The arrangement of these filaments creates a distinctive banding pattern visible under the microscope:

Band / Zone	Contents	Appearance
A band	Both myosin and overlapping actin	Dark
I band	Actin only	Light
H-zone	Myosin only (centre of A band)	Lighter region within A band
Z-line	Marks boundaries of each sarcomere	Dense line within I band
M-line	Central line of sarcomere	Central line within H-zone

The Sliding Filament Theory¶

Muscle contraction occurs when actin filaments are pulled closer towards the M-line, shortening the sarcomere.

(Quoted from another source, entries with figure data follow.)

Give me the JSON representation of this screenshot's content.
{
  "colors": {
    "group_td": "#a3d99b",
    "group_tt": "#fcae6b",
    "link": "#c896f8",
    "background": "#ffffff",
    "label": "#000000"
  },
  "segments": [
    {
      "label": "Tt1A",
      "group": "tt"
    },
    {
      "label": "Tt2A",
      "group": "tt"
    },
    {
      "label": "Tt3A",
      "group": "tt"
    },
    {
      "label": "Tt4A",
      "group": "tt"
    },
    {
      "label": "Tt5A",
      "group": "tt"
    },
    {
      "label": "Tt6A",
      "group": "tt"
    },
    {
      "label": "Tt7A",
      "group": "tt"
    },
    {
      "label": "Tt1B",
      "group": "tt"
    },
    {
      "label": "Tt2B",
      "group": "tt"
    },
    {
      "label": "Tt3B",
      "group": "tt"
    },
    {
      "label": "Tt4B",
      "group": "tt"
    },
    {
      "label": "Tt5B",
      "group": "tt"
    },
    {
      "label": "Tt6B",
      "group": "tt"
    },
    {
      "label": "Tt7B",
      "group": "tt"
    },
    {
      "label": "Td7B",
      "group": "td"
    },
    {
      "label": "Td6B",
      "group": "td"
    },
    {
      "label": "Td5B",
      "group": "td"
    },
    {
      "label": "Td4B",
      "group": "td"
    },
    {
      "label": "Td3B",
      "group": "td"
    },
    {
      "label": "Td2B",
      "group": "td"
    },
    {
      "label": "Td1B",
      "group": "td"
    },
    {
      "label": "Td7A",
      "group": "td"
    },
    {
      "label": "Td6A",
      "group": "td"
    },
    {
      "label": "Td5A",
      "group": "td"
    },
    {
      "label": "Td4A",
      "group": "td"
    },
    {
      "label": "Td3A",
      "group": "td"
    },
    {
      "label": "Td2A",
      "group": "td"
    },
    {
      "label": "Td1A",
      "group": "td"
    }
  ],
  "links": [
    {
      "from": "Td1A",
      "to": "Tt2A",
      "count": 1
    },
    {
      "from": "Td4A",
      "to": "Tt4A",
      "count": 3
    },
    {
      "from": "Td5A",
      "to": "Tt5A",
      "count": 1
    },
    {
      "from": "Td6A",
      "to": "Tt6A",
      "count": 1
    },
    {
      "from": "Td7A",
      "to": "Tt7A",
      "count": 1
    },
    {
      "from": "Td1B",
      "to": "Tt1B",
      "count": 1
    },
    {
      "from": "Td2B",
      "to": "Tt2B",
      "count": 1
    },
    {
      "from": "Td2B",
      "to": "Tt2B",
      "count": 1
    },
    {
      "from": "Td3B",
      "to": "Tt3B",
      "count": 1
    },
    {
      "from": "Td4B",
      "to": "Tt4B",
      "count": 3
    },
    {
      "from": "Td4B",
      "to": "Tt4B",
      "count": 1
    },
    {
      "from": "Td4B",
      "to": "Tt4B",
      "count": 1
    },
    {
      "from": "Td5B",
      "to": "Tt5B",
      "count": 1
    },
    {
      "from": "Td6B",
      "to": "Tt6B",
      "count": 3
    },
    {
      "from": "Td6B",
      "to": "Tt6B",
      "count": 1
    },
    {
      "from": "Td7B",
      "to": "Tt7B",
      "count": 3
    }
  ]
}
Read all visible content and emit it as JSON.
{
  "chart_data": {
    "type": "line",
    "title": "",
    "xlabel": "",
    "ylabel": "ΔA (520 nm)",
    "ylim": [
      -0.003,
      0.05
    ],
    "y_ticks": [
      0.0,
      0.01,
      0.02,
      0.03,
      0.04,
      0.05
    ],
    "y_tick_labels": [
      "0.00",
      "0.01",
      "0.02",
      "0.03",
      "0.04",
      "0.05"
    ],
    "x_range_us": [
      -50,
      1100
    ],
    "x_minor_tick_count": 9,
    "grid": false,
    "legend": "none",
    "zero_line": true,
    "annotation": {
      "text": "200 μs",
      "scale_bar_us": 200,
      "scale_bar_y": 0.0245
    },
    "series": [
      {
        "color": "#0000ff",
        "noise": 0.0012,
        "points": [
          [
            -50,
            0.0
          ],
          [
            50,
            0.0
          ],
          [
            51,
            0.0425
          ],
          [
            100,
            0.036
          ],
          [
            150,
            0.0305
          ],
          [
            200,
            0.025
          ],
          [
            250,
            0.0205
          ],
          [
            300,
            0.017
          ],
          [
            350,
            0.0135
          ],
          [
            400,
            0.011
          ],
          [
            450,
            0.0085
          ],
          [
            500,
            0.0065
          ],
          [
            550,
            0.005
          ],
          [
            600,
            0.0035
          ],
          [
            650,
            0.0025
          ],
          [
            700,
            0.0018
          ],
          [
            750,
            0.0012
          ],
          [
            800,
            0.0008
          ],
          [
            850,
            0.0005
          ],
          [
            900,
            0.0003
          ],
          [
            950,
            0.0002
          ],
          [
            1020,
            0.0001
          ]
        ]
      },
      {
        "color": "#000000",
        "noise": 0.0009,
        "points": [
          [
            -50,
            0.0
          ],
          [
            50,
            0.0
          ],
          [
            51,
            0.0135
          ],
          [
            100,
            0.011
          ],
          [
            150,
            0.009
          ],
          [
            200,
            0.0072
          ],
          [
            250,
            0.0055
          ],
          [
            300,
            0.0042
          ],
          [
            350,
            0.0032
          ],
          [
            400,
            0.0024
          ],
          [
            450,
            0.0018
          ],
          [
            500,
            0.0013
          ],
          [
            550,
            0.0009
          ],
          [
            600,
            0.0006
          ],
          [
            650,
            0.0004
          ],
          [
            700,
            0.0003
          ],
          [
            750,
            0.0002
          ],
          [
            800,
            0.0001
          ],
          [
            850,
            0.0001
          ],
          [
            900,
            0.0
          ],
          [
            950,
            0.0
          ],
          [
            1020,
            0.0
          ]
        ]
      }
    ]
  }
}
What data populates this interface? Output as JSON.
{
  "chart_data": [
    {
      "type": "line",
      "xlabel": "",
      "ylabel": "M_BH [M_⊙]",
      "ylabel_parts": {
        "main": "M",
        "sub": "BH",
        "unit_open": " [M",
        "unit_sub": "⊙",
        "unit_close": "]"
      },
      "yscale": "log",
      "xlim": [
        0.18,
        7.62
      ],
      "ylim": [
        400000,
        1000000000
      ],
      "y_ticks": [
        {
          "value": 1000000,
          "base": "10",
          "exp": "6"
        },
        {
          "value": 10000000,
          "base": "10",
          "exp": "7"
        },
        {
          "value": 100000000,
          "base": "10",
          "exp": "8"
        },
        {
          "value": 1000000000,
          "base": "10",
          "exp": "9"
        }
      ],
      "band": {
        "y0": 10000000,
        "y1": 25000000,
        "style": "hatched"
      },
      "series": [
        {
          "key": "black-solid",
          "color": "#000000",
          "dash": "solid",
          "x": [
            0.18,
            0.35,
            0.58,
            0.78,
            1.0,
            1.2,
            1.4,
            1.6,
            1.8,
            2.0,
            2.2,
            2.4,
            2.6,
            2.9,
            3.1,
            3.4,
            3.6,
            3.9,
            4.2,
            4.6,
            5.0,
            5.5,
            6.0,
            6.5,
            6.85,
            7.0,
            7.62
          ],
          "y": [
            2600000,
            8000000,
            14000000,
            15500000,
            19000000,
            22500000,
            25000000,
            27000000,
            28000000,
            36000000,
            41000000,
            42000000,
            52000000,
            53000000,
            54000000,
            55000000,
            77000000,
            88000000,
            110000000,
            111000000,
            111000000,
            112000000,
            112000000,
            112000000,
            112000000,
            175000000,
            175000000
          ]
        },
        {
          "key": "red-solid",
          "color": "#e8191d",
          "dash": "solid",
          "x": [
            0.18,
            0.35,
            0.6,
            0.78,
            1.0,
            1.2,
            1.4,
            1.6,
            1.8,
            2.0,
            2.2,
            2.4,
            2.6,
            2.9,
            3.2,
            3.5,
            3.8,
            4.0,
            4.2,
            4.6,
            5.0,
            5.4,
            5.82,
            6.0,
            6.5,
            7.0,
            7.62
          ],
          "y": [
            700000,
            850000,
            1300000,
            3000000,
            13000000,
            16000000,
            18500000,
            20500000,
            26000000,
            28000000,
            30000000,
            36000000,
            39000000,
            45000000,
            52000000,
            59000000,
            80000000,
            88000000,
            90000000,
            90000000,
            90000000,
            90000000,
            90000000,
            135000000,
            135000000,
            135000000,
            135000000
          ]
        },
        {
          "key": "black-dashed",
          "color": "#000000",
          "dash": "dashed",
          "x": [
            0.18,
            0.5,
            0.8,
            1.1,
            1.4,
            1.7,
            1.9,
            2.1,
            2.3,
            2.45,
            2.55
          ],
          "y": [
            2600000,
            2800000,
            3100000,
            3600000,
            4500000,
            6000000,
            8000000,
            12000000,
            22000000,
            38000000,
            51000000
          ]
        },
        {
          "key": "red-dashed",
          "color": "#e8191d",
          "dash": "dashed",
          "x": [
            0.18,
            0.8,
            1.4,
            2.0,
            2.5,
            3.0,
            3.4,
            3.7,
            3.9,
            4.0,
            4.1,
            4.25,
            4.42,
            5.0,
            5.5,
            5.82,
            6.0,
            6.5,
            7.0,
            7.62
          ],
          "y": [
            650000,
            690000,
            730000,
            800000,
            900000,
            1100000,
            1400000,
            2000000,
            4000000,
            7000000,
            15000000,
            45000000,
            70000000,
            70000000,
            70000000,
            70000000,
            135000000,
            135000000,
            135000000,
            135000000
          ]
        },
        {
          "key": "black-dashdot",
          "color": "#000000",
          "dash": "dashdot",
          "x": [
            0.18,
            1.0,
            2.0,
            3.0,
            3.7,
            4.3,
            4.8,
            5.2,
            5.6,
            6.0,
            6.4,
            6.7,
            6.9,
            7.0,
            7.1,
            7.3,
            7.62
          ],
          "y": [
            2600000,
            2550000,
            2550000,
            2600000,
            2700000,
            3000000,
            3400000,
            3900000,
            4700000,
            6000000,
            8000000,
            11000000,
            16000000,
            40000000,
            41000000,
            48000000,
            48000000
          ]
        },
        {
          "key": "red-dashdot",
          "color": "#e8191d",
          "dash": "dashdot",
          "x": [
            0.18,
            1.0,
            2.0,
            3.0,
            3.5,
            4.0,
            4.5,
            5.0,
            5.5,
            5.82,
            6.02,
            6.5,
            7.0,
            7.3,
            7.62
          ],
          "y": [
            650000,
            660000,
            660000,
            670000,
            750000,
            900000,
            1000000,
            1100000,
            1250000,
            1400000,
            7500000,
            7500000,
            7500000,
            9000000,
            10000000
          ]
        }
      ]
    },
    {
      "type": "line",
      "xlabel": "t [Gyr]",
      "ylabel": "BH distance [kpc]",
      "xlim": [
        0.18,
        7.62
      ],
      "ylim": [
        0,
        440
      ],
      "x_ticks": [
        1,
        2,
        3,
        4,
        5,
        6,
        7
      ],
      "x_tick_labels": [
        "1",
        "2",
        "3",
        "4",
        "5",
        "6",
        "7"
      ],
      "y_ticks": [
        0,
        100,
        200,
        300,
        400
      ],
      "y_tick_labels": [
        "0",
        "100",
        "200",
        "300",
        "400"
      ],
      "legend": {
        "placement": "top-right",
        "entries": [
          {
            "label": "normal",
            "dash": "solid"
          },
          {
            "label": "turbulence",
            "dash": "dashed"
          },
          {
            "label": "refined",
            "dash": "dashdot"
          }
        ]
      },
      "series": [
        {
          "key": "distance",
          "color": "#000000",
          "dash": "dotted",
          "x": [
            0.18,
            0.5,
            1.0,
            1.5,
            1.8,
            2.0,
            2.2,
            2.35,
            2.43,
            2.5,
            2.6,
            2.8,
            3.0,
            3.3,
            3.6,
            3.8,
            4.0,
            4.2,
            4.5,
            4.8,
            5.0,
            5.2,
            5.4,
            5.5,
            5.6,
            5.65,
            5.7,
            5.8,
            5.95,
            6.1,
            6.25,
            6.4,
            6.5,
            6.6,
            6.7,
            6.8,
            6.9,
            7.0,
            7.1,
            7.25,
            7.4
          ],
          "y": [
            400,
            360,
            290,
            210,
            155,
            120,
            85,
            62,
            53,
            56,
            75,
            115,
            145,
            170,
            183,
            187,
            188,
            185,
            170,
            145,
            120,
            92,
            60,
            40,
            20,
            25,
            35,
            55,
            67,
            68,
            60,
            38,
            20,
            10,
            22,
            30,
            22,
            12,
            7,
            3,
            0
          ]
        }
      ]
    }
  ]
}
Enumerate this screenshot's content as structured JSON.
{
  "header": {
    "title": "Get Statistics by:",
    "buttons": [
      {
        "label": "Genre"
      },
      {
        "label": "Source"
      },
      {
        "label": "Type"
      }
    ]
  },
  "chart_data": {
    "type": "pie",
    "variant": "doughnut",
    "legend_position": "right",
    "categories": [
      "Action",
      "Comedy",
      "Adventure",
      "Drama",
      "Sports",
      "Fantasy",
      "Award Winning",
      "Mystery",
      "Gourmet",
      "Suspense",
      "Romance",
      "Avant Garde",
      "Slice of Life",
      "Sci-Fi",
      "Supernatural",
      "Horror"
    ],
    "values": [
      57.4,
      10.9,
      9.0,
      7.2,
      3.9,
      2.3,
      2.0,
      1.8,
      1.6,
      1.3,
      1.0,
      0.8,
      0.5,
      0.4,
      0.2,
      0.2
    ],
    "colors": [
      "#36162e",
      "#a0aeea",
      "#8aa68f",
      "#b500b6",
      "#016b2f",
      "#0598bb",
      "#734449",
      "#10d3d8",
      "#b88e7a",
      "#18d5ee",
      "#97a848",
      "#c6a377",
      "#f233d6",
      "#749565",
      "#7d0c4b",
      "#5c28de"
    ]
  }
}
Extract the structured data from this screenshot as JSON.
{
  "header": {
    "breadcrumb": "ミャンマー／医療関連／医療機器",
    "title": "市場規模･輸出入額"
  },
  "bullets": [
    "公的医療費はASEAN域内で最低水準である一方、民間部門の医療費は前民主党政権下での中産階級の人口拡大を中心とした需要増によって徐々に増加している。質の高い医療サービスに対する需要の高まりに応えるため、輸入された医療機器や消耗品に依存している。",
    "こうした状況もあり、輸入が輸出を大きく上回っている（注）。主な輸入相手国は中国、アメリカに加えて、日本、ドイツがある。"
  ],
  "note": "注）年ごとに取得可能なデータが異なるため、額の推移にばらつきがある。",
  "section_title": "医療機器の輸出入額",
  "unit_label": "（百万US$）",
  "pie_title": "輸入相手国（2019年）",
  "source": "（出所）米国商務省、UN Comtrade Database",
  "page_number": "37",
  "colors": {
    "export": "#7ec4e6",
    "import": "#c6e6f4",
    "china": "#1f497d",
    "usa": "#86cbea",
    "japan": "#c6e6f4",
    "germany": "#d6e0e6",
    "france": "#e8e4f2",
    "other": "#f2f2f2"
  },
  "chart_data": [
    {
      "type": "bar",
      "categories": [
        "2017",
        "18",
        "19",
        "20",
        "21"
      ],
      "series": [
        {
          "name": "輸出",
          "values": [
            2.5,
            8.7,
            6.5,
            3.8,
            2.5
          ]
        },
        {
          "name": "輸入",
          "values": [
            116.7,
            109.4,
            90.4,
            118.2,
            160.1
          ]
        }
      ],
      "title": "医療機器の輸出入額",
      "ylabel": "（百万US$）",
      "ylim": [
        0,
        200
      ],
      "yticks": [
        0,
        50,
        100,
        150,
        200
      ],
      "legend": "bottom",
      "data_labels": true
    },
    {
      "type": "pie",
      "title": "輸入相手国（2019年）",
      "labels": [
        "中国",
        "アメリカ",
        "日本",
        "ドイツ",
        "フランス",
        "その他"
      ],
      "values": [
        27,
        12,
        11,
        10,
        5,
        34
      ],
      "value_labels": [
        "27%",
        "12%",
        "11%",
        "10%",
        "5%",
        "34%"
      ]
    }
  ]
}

The A bands remain constant in length; the I bands and H-zones shorten as overlap increases.

Steps in the sliding filament mechanism:

Ca²⁺ (released from sarcoplasmic reticulum) binds to troponin, altering its shape
This moves tropomyosin away from the actin-binding sites, exposing them
Myosin heads attach to exposed binding sites on actin, forming actin-myosin cross-bridges
The myosin head performs a power stroke, pulling the actin filament towards the M-line and releasing ADP
An ATP molecule binds to the myosin head, causing it to detach from actin
Ca²⁺ activates myosin's ATPase activity, hydrolysing ATP → ADP + Pᵢ, releasing energy that resets the myosin head to its upright position
The myosin head reattaches to a new actin site further along the filament
The cycle repeats, pulling actin progressively along

This simultaneous contraction of many sarcomeres in a myofibril leads to shortening of the entire muscle.

Energy Sources for Muscle Contraction¶

Energy source	When used	Features
Aerobic respiration	Prolonged, low-intensity exercise	Highest ATP yield; requires O₂
Anaerobic respiration	Short, high-intensity exercise	Fast; no O₂ required; limited yield
ATP-creatine phosphate system	Immediate, very short bursts (e.g. a tennis serve)	Creatine phosphate donates phosphate to ADP → ATP instantly; no O₂ required

Key Terms¶

Neurone: a specialised cell that transmits electrical impulses through the nervous system.
Myelin sheath: lipid-rich insulating layer around many axons, formed by Schwann cells.
Resting potential: the membrane potential of a neurone when it is not transmitting an impulse, usually about -70 mV.
Threshold: the membrane potential that must be reached to trigger an action potential.
Depolarisation: change in membrane potential in which the inside of the neurone becomes less negative.
Repolarisation: return of the membrane potential towards its resting value after depolarisation.
Action potential: rapid, temporary reversal of membrane potential that travels along an axon.
Refractory period: short period after an action potential when another impulse cannot be generated normally.
Saltatory conduction: transmission in a myelinated neurone where the action potential appears to jump between nodes of Ranvier.
Synapse: junction between neurones, or between a neurone and an effector, across which signals are transmitted chemically.
Neurotransmitter: chemical messenger released from a synaptic vesicle into the synaptic cleft.
Summation: combining of excitatory and inhibitory inputs to determine whether threshold is reached.
Neuromuscular junction: specialised synapse between a motor neurone and a skeletal muscle fibre.